Gone are the days of walking into a branch to take out a loan, because finding the best short term business loan for your needs could be as simple as filling out an online application. Let’s step back a minute though, because with so many different loans on the market featuring a wide variety of rates, fees and features, nailing down the right loan to suit your needs requires narrowing down the field. That’s why we’ve put together some handy information you’ll want to know before you begin to compare short term business loans.
What is a short term business loan?
A short term business loan is exactly as advertised: a business loan that can be taken out over a short period, generally 3- 24 months. As you might expect, short term loans also tend to have faster repayment schedules, so you may need to pay interest on a daily or weekly schedule instead of fortnightly or monthly. Aside from that, they’re very similar to a regular business loan because they can be used to fund a whole range of purposes including:
- Covering unexpected costs
- Filling seasonal cash-flow holes
- Paying for emergency repairs
- Awaiting a client to pay an invoice
Short term business loan fees and features to look out for
There are a fair few things to think about when it comes to comparing short term business loans including rates, fees and other features, all of which can have a big impact on the amount you pay over the course of the loan.
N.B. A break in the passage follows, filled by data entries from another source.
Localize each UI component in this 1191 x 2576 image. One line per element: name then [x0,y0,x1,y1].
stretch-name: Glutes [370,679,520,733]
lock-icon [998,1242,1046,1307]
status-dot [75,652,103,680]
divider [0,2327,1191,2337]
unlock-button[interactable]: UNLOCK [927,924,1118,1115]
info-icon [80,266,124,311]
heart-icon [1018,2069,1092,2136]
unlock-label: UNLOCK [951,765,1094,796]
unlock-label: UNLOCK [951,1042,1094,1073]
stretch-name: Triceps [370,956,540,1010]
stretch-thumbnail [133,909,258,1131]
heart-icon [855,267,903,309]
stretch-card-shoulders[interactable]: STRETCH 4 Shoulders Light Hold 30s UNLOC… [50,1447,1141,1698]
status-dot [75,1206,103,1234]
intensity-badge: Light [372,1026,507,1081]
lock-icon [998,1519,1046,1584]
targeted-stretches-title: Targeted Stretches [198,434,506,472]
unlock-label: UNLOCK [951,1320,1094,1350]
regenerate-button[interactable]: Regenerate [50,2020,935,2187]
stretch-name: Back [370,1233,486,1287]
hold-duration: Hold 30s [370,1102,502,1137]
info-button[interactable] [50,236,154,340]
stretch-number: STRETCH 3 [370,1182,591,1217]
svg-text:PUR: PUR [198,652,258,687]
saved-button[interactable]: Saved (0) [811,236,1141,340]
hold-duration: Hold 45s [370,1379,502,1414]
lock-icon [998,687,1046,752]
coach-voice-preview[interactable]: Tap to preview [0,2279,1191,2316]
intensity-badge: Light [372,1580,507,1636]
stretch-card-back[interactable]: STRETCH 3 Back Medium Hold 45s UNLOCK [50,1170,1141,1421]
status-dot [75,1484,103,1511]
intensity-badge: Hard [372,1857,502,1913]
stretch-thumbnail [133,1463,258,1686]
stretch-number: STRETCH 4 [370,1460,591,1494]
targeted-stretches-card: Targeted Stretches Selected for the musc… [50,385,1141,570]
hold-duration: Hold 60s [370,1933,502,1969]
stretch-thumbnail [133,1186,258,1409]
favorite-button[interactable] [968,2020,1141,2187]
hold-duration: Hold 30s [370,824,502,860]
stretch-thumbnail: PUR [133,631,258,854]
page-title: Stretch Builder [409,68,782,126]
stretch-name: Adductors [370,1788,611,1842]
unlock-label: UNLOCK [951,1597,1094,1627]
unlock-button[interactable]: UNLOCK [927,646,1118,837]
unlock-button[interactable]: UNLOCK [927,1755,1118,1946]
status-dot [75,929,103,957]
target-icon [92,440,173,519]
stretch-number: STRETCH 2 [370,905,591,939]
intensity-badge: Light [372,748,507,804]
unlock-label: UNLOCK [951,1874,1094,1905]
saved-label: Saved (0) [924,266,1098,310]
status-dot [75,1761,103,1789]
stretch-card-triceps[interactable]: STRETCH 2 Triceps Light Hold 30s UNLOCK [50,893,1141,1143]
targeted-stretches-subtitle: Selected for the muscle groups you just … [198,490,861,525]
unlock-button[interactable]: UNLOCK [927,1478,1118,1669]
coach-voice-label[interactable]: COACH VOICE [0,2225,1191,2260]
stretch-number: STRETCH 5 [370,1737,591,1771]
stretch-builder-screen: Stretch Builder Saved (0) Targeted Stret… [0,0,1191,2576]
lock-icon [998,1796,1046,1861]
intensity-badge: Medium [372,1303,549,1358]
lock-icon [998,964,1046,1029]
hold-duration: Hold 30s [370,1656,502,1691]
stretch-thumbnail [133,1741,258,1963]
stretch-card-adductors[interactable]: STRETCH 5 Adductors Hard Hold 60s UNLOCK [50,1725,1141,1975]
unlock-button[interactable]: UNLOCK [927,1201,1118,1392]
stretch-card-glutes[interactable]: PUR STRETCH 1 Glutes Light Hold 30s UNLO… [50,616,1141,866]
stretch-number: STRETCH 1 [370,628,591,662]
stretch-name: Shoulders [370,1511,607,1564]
The interest you end up paying on your short term business loan is likely to be the biggest cost you’ll fork out, so snagging a loan with a low rate can make all the difference. Short term business loan rates can vary significantly between lenders though, as can how they’re expressed, because some lenders will display rates as a daily, weekly, fortnightly, monthly or annual figure. That’s why it’s important to make sure that you’re comparing apples with apples when it comes to looking at rates.
It’s also common for some lenders to offer interest rates on a business-by-business basis, meaning you’ll be offered a personalised rate depending on a number of factors including your loan size, loan period and your financial history.
Like any loan, there are likely a few fees you’ll need budget for. Some of the most common fees you might be charged include:
- Establishment fees: Also known as application or upfront fees, establishment fees are one-off payments you are charged at the start of the loan which cover the cost of setting up your loan file with the lender.
- Service fees: These are also known as ongoing fees and are charged on either a monthly or annual basis or the life of the loan.
- Late payment fees: Many lenders charge late payment fees if, you guessed it, you fall behind on your repayments.
Depending on the type of loan you choose, you may have an extra repayments option - this allows you to make extra repayments to your loan. Not only will this help you save on interest, you’ll be paying your loan off faster. However, some lenders may charge a fee to do this and can set a limit on how much extra you can repay.
Another feature your loan may come with is a redraw facility. With a redraw facility, you’ll be able to withdraw any of your extra repayments, which you can put towards an unexpected bill or other unforeseeable cost.
Banks vs online lenders
Fees and features are one thing, but when it comes to choosing the right short term business loan it’s worth knowing the difference between the different types of lenders on the market. Business loans generally fall into two different categories: those available from banks and those available from online lenders, with each having their respective benefits and drawbacks.
Banks and credit unions
Chances are you’re already familiar with many of the big name banks and credit unions which offer short term business loans to Australian businesses, including ANZ, CommBank, NAB, Suncorp, St.George and Westpac.
- Benefit: Convenient to stick with a lender you have an existing relationship with
- Benefit: Banks and credit unions often offer more competitive rates
- Drawback: The application and approvals process can be time consuming
- Drawback: Banks may be stricter with vetting business applicants
Springing up in the last ten years, Australia now has a heap of new up-and-coming lenders offering more competition in the business loans space. These include names like Prospa, Moula, Capify, Get Capital and many more.
- Benefit: Fast online applications and funding
- Benefit: Greater access to unsecured business loans
- Drawback: Interest rates can be steeper
- Drawback: Don’t always offer the opportunity to speak face-to-face
How much can I borrow with a short term business loan?
While every lender will need to do their due diligence in order to make sure your business satisfies their lending criteria and you can afford to pay back the loan, businesses will generally be able to take out short term business loans from as little as a few thousand dollars all the way up to hundreds of thousands.
To give you an example, the short term business loans in the table above typically start from around $5,000 and go up to $500,000.